La presidenta Sheinbaum encarna una contradicción entre la inercia populista y la racionalización. La primera proviene de un instinto aprendido, estimulado por sus asesores, que la lleva a incurrir en las prácticas de López Obrador; la segunda es producto de la enorme responsabilidad en el manejo de un país sin margen de maniobra para más rijosidades y ocurrencias. López Obrador lo agotó: su polarización, sus pleitos con la sociedad civil, sus apretones al presupuesto y su desdén por el multilateralismo daban para un sexenio, el suyo. Le hizo virtualmente imposible a su sucesora continuar el populismo sin provocar una crisis económica e incluso de gobernanza.
El impulso inercial se manifestó en la reacción presidencial al informe del Comité contra la desaparición forzada de la ONU. Todos los gobiernos recurren a falacias para rechazar dictámenes críticos de instancias internacionales, sin duda, pero solo los populistas infaman al dictaminador. La respuesta del segundo piso de la 4T fue un escupitajo hacia arriba, a la usanza obradorista: descalificó un reporte cuidadoso y hasta mesurado como si no existiera responsabilidad de un Estado que padece desde hace décadas la ostensible penetración del crimen organizado. AMLO podía darse el lujo de achacar cualquier cuestionamiento al Illuminati neoliberal, pues maniobraba con su labia una adversidad global que apenas comenzaba; CSP ya no tiene espacio para esos dislates. Y de la postura de la CNDH prefiero no hablar, para evitar la náusea. Haber hecho de ese organismo un comité seccional de Morena es una vergüenza indeleble. Ahora entiendo por qué se impidió a María Dolores González Saravia, titular de la CDHCM, llegar a la Comisión nacional: ella sí entiende su papel y lo ejerce con decoro.
El talante contradictorio de CSP se aprecia en otros casos. Uno de ellos es su proyecto de sistema de salud universal, un loable objetivo socialdemócrata para el cual propone un mecanismo inspirado en el populismo. No se puede universalizar la atención médica sin una reforma fiscal. No tenemos todavía la información completa, y yo hago votos por una futura previsión de mayores ingresos tributarios y de un plan para fusionar IMSS, Issste et al, pero lo anunciado apunta a una sobresaturación hospitalaria y a incentivos a la informalidad. La infraestructura y la logística existentes son insuficientes para el universo actual, no se diga para toda la población. El fin es correcto, desde luego; los medios son dudosos.

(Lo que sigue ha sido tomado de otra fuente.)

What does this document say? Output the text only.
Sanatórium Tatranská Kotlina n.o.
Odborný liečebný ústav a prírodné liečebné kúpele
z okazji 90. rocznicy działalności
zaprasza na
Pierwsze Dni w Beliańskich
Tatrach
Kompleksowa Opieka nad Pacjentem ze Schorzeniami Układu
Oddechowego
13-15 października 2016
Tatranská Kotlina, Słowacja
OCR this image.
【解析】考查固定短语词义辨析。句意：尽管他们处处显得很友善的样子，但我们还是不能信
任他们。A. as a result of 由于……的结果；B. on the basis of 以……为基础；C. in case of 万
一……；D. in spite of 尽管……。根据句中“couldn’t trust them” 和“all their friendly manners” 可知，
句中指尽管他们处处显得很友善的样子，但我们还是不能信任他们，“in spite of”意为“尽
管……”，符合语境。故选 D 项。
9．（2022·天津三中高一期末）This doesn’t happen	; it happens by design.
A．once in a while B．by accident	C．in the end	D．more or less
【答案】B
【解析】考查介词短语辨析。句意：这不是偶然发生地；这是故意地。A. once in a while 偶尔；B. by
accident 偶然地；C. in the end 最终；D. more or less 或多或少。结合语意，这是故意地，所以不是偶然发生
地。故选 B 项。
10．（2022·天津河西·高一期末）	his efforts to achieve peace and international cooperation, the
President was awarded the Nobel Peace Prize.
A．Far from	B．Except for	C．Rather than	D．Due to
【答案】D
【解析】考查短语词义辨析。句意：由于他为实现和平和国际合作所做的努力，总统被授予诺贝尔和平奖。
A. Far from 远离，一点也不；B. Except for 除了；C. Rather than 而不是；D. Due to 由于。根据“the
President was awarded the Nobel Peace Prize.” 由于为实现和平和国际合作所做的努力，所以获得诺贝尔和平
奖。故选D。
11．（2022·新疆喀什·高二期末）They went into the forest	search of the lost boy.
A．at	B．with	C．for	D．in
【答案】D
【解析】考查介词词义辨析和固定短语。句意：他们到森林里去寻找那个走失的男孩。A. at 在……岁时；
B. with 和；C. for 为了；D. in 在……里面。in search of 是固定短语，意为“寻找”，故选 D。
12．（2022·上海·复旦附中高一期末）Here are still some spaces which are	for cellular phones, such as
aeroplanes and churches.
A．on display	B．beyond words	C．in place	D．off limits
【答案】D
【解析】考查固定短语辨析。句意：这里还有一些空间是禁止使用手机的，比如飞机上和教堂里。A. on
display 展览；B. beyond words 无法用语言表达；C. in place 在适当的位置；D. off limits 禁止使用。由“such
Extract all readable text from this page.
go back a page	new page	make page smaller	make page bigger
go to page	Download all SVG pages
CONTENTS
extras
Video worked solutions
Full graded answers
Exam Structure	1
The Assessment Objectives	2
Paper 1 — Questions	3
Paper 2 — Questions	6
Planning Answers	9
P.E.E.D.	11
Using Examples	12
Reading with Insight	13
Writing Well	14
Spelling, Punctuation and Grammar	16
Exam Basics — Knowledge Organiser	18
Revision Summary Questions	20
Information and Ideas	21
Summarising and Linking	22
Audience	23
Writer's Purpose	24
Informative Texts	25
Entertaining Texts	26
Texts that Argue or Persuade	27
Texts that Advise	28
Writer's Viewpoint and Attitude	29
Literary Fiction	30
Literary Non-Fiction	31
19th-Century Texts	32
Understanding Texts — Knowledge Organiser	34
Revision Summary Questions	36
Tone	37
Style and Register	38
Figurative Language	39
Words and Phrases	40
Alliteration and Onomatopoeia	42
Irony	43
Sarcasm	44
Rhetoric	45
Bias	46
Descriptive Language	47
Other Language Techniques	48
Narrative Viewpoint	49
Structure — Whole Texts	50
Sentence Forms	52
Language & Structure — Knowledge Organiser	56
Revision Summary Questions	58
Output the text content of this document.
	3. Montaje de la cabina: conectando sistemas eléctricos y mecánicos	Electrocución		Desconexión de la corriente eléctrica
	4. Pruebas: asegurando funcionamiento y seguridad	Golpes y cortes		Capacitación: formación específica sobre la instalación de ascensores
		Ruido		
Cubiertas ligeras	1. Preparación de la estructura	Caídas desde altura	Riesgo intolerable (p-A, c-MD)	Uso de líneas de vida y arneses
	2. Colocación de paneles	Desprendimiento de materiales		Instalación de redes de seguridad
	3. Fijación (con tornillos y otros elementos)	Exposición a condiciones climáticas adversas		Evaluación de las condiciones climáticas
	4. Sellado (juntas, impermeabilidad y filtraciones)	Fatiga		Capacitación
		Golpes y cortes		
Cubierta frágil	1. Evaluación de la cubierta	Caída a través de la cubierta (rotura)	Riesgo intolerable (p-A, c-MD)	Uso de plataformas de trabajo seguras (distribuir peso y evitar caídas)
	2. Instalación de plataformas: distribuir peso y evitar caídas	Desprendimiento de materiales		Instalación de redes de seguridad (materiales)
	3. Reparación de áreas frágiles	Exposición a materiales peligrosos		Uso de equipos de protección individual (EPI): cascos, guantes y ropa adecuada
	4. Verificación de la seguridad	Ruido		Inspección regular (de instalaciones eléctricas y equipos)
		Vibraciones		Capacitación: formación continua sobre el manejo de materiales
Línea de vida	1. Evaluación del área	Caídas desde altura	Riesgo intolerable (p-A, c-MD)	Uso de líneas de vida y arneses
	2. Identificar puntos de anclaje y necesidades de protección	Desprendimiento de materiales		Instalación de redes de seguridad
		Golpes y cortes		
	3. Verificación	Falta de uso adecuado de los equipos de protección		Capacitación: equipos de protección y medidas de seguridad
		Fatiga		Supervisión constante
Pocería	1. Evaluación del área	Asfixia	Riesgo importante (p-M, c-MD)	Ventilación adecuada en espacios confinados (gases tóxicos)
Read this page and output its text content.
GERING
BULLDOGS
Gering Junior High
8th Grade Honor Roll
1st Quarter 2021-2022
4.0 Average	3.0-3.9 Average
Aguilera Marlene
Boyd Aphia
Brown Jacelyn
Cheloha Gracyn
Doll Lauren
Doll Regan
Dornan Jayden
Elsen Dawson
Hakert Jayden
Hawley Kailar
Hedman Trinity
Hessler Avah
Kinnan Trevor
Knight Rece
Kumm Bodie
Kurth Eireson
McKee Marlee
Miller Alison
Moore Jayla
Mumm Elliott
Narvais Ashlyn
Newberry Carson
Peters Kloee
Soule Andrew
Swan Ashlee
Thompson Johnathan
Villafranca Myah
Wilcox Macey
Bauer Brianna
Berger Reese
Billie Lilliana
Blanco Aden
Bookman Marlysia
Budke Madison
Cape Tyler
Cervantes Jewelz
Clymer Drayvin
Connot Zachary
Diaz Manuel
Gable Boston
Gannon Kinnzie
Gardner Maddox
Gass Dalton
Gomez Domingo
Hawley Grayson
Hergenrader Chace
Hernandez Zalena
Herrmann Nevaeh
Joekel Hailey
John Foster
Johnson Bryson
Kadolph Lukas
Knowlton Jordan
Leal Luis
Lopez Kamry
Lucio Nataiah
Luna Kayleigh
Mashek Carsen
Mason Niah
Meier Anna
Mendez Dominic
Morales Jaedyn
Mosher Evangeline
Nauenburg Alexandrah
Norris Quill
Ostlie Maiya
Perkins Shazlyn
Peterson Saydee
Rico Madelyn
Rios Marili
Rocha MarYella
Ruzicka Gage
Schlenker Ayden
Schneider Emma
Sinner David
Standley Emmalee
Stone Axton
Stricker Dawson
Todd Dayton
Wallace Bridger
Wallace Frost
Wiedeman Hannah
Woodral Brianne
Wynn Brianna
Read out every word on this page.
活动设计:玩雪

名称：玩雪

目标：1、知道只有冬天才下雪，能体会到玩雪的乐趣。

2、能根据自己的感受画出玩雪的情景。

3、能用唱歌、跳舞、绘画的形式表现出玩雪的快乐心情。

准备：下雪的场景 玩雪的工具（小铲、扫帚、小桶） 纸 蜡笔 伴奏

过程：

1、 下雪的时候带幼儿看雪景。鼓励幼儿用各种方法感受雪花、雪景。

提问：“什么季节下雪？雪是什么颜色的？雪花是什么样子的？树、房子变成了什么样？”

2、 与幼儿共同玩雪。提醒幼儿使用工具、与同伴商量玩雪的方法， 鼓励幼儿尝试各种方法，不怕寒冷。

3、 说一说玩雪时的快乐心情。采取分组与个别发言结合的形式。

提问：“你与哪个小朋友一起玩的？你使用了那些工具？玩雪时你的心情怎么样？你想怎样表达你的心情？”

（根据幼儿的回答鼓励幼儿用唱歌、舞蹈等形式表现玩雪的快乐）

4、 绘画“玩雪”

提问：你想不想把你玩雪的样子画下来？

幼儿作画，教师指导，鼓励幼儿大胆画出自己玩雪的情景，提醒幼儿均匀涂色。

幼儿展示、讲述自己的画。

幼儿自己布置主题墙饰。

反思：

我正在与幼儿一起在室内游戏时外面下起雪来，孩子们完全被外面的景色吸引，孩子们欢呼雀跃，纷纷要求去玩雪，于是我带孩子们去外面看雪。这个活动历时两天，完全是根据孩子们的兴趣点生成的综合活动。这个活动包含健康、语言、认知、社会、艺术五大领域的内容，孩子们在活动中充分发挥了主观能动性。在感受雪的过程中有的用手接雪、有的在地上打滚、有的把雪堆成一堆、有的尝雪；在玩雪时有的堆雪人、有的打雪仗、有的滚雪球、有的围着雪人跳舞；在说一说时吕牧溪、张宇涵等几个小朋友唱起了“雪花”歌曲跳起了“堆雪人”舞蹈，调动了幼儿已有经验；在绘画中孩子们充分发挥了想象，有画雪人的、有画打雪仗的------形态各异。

Sobran ejemplos. Se trata, a juicio mío, de una lucha interna de CSP entre su inercia populista y su obligación de impedir que el peso de las obras y los programas heredados hundan nuestra economía e incrementen la vulnerabilidad mexicana ante Trump y su necesidad de golpes espectaculares que lo salven de una debacle en las elecciones intermedias en Estados Unidos. A reserva de retomar el análisis, me limito hoy a señalar la contradicción que veo en ella y mi convicción de que no tiene alternativa: no puede porfiar en el eclecticismo ni abrazar cabalmente su formación obradorista sin que se le enreden los cables y haya un corto circuito en México. Si la vocación de CSP es el populismo, nuestra coyuntura interna y externa la orillará a abandonarla, so pena de dar al traste con su gobierno.